A. It is used in the marketing of most industrial products.
B. It is often used in cases where there is a large program target.
C. It is not economically feasible for most marketing programs.
D. It is used only for products for which there are many potential customers.
03. The author mentions "trousers" in paragraph 1 most likely in order to ______.
A. make a comparison between the program target and the program audience
B. emphasize the similarities between the market segment and the program target
C. provide an example of the way three groups of consumers are affected by a marketing program
D. clarify the distinction between the market segment and the program target
04. "the product in question" in Line 5, Paragraph 2 means ______.
A. "the product in the previous question"
B. "the product under discussion"
C. "the product on sale"
D. "the product in doubt"
05. It can be inferred from the passage that which of the following is true for most consumer-
goods markets?
A. The program target and the program audience are not usually identical.
B. The program audience and the market segment are usually identical.
C. The market segment and the program target are usually identical.
D. The program target is larger than the market segment.
Cloze Test
Most economists in the United States seem captivated by the spell of the free market. __16__. A
price that is determined by the seller or, for that matter, established by anyone other than the
aggregate of consumers seems pernicious. __17__. In fact, price-fixing is normal in all
industrialized societies because the industrial system itself provides, as an effortless
consequence of its own development, the price-fixing that it requires. Modern industrial planning
requires and rewards great size. Hence, a comparatively small number of large firms will be
competing for the same group of consumers. That each large firm will act with consideration of its
own needs and thus avoid selling its products for more than its competitors charge is commonly
recognized by advocates of free-market economic theories. __18__. Each large firm will thus avoid significant price-cutting, because price-cutting would be prejudicial to the common interest in a stable demand for products.
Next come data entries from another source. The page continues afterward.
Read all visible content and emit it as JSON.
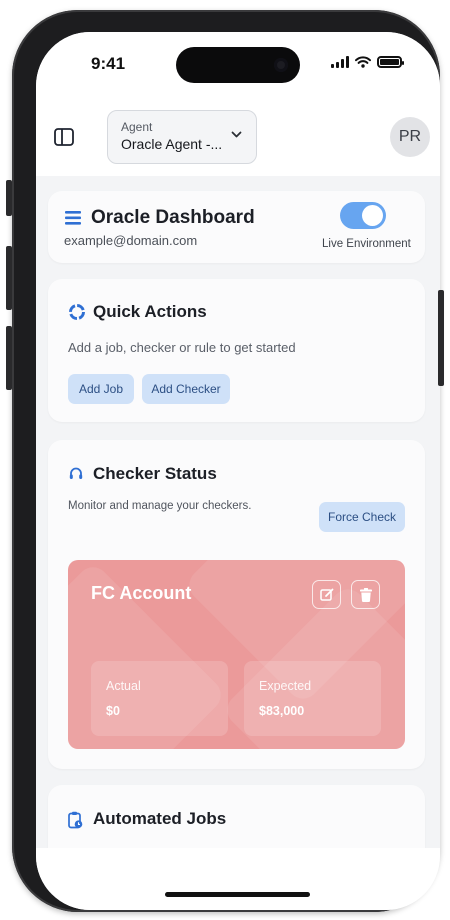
{
  "status_bar": {
    "time": "9:41"
  },
  "app_bar": {
    "agent_label": "Agent",
    "agent_value": "Oracle Agent -...",
    "avatar_initials": "PR"
  },
  "dashboard": {
    "title": "Oracle Dashboard",
    "email": "example@domain.com",
    "toggle_label": "Live Environment",
    "toggle_on": true
  },
  "quick_actions": {
    "title": "Quick Actions",
    "subtitle": "Add a job, checker or rule to get started",
    "add_job_label": "Add Job",
    "add_checker_label": "Add Checker"
  },
  "checker_status": {
    "title": "Checker Status",
    "subtitle": "Monitor and manage your checkers.",
    "force_check_label": "Force Check",
    "checker": {
      "name": "FC Account",
      "actual_label": "Actual",
      "actual_value": "$0",
      "expected_label": "Expected",
      "expected_value": "$83,000",
      "color": "#eb9a9a"
    }
  },
  "automated_jobs": {
    "title": "Automated Jobs"
  },
  "colors": {
    "accent": "#67a5f0",
    "button_bg": "#cfe1f8",
    "button_text": "#2c4f84",
    "icon_blue": "#2f6fd3"
  }
}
Most economists do not see price-fixing when it occurs because they expect it to be brought about by a number of explicit agreements among large firms; it is not. Moreover, those economists who argue that allowing the free market to operate without interference is the most efficient method of establishing prices have not considered the economies of non-socialist countries other than the United states. These economies employ intentional price-fixing, usually in an overt fashion. Formal price-fixing by cartel and informal price-fixing by agreements covering the members of an industry are common-place. __19__, the countries that have avoided the first and used the second would have suffered drastically in their economic development. There is no indication that they have.
Socialist industry also works within a framework of controlled prices. In the early 1970's, the
Soviet Union began to give firms and industries some of the flexibility in adjusting prices that
a more informal evolution has accorded the capitalist system. __20__; rather, Soviet firms have
been given the power to fix prices.
A. But each large firm will also act with full consideration of the needs that it has in common
with the other large firms competing for the same customers
B. Consequently, nothing seems good or normal that does not accord with the requirements of the free market
C. Economists in the United States have hailed the change as a return to the free market. But Soviet firms are no more subject to prices established by a free market over which they exercise little influence than are capitalist firms
D. Accordingly, it requires a major act of will to think of price-fixing (the determination of
prices by the seller) as both "normal" and having a valuable economic function
E. Were there something peculiarly efficient about the free market and inefficient about price-
fixing-o.
Part 4: Writing. (30 P)
Write an English essay of 250-300 words describing Maslow's hierarchy of human needs and analyse this model with ONE example. Your writing will be assessed for language, format, structure and content.